Election set to increase Democratic majority on Board of Supervisors

From the Election 2020: Here's what Southern Arizona races look like so far series

Candidates leading in the 2020 race for county Board of Supervisors are, from left, Adelita Grijalva, Matt Heinz, Sharon Bronson, Steve Christy and Rex Scott.

With Election Day come and gone, early results project a big shift in the make-up of the Pima County Board of Supervisors, as three new supervisors are set to take over next year, with the Democratic majority likely growing by one.

The results were part of larger “blue wave” to hit Pima County offices, with Democrats leading in virtually every race, including the previous Republican-held offices of sheriff and treasurer.

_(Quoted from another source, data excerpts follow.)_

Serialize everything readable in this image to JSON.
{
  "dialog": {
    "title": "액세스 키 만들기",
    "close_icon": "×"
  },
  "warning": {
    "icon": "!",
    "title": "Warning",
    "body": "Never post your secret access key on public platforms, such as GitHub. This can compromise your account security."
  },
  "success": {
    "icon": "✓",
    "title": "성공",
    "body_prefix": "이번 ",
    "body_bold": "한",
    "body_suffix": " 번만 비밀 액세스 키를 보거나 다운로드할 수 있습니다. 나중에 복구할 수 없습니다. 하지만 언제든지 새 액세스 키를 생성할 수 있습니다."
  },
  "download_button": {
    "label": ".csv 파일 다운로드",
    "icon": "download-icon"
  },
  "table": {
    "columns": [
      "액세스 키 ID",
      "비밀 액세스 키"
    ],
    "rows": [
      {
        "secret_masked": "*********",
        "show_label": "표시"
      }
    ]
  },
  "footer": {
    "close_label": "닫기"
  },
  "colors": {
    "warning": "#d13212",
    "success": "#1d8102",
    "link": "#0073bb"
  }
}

At least 460,000 ballots had been cast as of noon Wednesday, and it’s unclear how many ballots are outstanding.

In the biggest shift of the night, longtime public-school educator Rex Scott is in line to become the first Democrat since Ron Asta in 1972 to represent District 1, which stretches the northern part of the county, including Marana, Oro Valley and Casas Adobes.

Scott is leading Republican Steve Spain, a political newcomer and IT and hotel management professional, by more than 4,500 votes, as of 11:30 a.m. on Wednesday.

Reached by phone on Wednesday, Scott, who would replace retiring Supervisor Ally Miller, expressed confidence but said he would wait until the full results are tabulated before declaring victory.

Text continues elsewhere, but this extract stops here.